I’m so sick of there being a right way of doing everything. And that that right way changes on a week-to-week basis.
Currently, there is a strong backlash against behaviorism, and I have to admit, it’s throwing me into a bit of a tizzy. Mostly, because I, a self-proclaimed behaviorist, agree with a lot of what is being said against the practice of time out, rewards and punishments. But not all the time, not with all kids, and not under all circumstances.
Alfie Kohn, author and progressive education advocate, wrote what turned out to be a very provocative essay in the Times last week, “When a Parent’s ‘I Love You’ Means ‘Do As I Say’.” His main point was: you should not make your love for your child conditional, that is, contingent upon whether or not your child exhibits behaviors that you consider to be appropriate (giving praise when a child does something the parent considers to be good and withdrawing attention, e.g. “time out” when your child does something you perceive to be “bad.”) He cites research that this “love withdrawal” does not lead to compliance, instead it breeds resentment (we won’t delve into the quality of that research here). Kohn suggests that parents should "take a stance of unconditional acceptance accompanied by 'autonomy support'", i.e., giving rationales for your requests, allowing your children to make choices, being supportive but not manipulative, and seeing situations from their point of view. In a follow-up column, Kohn makes it clear that simply saying, “I love you, but not your behavior,” (something I have always said to kids) is not as easily separated in the mind of a child. How does a child address the philosophical question, who am I, outside of my behavior?

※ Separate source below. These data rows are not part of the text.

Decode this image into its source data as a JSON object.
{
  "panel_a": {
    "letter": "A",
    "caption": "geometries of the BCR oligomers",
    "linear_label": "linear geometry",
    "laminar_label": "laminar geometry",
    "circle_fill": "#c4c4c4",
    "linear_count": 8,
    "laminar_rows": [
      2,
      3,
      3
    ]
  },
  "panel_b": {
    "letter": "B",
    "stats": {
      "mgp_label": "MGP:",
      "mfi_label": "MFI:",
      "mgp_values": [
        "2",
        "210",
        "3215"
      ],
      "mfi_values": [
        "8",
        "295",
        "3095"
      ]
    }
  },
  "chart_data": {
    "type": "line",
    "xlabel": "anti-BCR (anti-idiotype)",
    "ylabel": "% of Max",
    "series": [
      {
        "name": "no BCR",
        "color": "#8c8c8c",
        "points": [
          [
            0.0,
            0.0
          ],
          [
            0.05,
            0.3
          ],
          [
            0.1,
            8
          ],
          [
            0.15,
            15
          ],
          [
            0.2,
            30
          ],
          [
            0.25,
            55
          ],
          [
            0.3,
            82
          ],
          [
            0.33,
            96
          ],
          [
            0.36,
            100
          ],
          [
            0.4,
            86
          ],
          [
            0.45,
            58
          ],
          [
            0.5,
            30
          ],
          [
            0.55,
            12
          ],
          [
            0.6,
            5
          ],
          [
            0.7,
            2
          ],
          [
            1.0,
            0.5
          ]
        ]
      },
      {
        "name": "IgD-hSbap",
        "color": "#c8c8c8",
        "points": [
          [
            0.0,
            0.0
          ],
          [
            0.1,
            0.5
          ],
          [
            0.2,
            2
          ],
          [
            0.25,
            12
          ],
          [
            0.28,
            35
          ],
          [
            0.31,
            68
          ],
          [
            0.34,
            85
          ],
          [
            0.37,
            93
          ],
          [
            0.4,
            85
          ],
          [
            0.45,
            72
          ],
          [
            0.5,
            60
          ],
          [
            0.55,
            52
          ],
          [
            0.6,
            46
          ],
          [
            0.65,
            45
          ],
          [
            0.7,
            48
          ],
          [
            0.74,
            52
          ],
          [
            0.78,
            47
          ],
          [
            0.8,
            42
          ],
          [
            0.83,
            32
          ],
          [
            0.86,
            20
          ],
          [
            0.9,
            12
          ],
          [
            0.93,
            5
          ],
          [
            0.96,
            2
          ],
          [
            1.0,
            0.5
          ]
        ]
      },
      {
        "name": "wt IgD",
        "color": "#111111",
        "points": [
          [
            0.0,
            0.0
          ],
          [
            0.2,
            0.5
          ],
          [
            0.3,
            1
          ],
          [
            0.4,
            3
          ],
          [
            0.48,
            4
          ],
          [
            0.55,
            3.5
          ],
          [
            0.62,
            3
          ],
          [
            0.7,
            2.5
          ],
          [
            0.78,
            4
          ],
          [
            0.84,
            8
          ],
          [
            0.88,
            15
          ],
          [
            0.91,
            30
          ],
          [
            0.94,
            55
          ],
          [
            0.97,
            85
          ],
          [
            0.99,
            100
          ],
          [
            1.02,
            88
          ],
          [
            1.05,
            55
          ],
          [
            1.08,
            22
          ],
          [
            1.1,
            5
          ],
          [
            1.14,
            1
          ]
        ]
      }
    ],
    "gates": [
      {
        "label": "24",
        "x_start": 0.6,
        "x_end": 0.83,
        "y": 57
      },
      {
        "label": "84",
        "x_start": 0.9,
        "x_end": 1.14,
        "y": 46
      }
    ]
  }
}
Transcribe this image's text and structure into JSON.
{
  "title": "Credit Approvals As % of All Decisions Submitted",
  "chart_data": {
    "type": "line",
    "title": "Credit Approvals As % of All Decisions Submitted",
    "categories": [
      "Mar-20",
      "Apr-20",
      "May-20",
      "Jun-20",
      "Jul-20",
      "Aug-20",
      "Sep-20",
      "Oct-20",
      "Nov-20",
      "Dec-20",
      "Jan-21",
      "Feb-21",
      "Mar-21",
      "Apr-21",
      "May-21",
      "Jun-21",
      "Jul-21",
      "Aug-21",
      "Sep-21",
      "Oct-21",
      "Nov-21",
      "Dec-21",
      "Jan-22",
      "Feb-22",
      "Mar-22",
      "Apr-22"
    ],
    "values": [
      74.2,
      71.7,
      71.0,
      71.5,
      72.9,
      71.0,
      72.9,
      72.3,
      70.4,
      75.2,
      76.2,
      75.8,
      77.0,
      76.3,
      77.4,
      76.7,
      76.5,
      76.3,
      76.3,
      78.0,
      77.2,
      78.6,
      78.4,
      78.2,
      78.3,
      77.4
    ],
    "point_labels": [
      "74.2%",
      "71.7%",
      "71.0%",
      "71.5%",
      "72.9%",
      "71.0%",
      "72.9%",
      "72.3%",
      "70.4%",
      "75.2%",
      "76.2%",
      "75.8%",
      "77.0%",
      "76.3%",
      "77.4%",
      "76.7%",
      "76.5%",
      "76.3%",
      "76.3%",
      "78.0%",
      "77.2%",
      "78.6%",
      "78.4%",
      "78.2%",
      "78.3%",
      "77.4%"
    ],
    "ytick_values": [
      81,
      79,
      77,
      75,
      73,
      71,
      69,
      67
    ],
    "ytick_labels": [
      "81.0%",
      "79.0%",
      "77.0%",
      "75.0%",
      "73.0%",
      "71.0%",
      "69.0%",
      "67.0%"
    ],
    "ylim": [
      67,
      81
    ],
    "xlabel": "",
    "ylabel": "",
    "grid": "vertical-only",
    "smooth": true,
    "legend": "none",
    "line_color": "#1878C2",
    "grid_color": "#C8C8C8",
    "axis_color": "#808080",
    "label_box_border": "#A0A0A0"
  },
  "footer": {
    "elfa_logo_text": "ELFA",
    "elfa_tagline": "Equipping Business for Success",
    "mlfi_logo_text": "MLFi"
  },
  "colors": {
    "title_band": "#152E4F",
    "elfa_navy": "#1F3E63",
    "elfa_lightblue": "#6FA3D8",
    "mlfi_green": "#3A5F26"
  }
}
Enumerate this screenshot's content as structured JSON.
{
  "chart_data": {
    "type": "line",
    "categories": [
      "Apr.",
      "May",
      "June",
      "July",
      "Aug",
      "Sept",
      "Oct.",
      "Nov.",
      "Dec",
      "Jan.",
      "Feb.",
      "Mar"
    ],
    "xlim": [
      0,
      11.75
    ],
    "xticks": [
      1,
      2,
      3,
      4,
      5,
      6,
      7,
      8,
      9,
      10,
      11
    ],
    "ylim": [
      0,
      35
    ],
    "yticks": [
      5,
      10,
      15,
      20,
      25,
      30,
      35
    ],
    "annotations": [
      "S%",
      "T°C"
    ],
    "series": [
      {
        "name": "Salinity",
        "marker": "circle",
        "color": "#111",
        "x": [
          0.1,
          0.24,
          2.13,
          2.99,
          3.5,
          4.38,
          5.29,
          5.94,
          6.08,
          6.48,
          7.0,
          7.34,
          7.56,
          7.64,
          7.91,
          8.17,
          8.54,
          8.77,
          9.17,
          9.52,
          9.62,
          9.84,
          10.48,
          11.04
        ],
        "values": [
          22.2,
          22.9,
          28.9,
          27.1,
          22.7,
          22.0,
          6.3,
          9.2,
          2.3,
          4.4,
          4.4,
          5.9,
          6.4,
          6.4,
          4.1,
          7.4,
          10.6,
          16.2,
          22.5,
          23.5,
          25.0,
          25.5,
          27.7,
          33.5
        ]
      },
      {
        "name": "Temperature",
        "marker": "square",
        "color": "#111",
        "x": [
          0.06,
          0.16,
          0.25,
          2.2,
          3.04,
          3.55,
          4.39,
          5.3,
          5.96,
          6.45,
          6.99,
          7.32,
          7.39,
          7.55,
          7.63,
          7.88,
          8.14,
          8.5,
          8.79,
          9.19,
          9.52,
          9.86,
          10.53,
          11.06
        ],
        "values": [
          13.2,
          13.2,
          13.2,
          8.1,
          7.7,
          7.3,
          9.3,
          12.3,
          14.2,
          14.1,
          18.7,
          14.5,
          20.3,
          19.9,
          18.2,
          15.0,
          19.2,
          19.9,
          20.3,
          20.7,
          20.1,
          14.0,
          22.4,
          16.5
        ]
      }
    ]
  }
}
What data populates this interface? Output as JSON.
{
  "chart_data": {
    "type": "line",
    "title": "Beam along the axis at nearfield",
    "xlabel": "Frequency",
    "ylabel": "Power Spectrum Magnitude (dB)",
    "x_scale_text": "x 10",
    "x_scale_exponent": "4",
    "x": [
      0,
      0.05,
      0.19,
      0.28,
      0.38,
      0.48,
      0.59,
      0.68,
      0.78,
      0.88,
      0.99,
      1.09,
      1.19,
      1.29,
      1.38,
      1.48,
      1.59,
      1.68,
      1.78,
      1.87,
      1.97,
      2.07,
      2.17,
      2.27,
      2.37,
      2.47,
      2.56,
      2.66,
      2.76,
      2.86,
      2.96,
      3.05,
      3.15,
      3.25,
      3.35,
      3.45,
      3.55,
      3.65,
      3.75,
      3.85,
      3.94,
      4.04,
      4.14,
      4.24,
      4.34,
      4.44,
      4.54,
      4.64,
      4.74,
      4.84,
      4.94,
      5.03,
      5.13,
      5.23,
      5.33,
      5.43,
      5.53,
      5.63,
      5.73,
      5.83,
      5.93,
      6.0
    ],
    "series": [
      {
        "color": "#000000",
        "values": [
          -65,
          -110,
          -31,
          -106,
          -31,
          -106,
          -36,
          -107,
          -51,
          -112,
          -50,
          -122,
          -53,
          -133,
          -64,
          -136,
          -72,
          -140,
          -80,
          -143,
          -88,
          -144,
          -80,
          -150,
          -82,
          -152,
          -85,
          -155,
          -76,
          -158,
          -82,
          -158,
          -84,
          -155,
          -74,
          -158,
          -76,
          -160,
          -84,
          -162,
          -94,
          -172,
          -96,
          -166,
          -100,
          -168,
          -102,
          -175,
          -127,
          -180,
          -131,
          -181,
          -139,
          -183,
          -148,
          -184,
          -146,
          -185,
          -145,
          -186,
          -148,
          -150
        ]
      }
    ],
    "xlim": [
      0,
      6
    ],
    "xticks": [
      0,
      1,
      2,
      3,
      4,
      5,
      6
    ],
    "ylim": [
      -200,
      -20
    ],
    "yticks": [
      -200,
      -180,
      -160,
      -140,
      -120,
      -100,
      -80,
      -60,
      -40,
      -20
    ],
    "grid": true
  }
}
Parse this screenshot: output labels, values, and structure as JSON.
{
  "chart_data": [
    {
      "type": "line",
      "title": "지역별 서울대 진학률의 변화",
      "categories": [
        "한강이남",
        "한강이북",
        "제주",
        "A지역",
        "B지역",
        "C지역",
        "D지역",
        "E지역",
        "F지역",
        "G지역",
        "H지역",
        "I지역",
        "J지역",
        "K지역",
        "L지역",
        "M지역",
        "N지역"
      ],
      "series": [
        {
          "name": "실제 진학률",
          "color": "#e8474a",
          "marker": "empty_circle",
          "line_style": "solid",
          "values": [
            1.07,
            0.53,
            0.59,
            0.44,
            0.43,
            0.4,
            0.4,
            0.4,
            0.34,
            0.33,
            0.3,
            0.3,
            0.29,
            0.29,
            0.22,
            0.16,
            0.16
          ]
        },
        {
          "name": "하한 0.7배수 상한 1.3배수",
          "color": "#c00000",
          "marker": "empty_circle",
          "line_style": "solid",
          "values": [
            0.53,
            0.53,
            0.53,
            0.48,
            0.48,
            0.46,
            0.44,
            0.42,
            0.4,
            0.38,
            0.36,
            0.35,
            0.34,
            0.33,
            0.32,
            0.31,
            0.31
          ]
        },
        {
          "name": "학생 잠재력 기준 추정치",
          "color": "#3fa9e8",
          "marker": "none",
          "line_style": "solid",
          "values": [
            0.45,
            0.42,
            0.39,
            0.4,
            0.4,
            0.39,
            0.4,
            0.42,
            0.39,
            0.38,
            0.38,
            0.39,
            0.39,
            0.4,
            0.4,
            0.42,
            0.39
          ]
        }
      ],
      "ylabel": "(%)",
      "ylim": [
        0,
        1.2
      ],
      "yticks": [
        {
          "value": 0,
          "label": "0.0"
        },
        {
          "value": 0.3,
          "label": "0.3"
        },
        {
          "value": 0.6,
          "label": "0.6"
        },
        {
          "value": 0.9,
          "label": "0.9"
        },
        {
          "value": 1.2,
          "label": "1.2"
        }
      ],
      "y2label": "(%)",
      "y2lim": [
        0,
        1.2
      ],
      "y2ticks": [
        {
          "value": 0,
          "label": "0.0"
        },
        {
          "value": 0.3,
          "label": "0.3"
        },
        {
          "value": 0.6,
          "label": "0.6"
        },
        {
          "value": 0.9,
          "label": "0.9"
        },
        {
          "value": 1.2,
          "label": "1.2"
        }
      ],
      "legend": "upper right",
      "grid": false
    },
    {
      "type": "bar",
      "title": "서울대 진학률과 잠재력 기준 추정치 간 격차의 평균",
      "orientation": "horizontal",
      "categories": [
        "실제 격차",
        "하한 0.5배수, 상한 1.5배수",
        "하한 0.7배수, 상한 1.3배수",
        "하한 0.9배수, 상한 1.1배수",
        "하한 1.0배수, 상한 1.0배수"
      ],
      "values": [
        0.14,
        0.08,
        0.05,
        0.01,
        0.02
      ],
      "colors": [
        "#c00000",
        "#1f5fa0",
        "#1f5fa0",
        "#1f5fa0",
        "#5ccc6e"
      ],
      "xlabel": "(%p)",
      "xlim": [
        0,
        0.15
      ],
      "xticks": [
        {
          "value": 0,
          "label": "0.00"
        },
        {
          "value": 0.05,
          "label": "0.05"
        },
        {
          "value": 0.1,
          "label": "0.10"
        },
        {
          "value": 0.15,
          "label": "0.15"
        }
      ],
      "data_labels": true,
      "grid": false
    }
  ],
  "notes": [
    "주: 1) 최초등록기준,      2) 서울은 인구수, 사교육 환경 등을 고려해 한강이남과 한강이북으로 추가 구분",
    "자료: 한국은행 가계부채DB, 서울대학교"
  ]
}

I agree with Alfie in spirit. I am a firm believer in what I’ll call proactive parenting. If Sophia is having a meltdown, gets into trouble, or does something “naughty,” I pretty much consider it to be “my fault.” Not in a masochistic, guilt-ridden way, but in a should have saw it coming…I’ll know better next time kind of way. For example, if I’m trying to get her shoes on to get her out the door and she’s resisting me, begging to “play downstairs,” but I haven’t explained the necessity of getting out of the house ASAP to make it in time for (insert activity) I have no right to get angry with her or punish her for her “resistant behavior.” She doesn’t understand my concern about being late. She doesn’t feel the need to be doing anything other that what she wants to do right now. I immediately see a need for "behavior modification"—but not of her behavior, of mine. I need to change the antecedent…the thing I did that preceded her resistant behavior…instead of asking her to put her shoes on, I needed to explain what is going to happen next and WHY she needs to put her shoes on. This is not indulgent; it is considerate.
(Not to mention it takes a lot less energy to engineer for calm than to later deal with the storm. I would rather explain than yell at Sophia, give her choices than have to follow through with imposing an undesirable option, and empathically soothe her frustrations than withdraw from her, frustrated.)
However, I do believe that with some children who do not or cannot understand your rationale, either because they do not have the language or the cognitive ability to make sense of it, that rewards and punishments can be helpful until they do get it. And then, you fade back those rewards and punishments back just as fast as you possibly can. Case in point: I had a wonderful non-verbal preschooler with autism who came to me with all sorts of maladaptive behaviors—biting, hitting, spitting. He resisted any demands that were placed on him (get dressed, eat, come here, etc.), and he lacked both the receptive and expressive language for me to be able to communicate my expectations. I started off concretely and slowly with him. I lined up a set of pictures that alternated images of what I wanted him to do and what he wanted to do. The intervals of what I wanted him to do were short and the ones of what he wanted to do were long, but gradually…almost imperceptibly…I reversed this. And once a mutually respectful relationship was established (this is key), I was able to teach him language, which came more quickly than I ever could have predicted. And then I was able to give him choices. And when he flipped out, which he still did, I gave him a time out, letting him rage until he calmed and then we went back to whatever it was we were doing. You can do this with love. You can communicate “I love you, but I don’t love it when you hit me.” You can give particular children, under certain conditions a time out to calm down…and not have it be a withdrawal of affection, but a withdrawal from unproductive engagement until you are both ready to try again.
Sometimes, my husband and I take “time outs” for this very same reason.
So far, I have not found a single reason to time out Sophia…or yell at her for that matter… and, to be frank, I have a hard time picturing one. I’m not ruling out the possibility, but for me, right now, the most important thing to remain mindful of is that her behavior occurs in the context of our relationship. The regulation of her behavior seems inextricably bound up with the regulation of my own.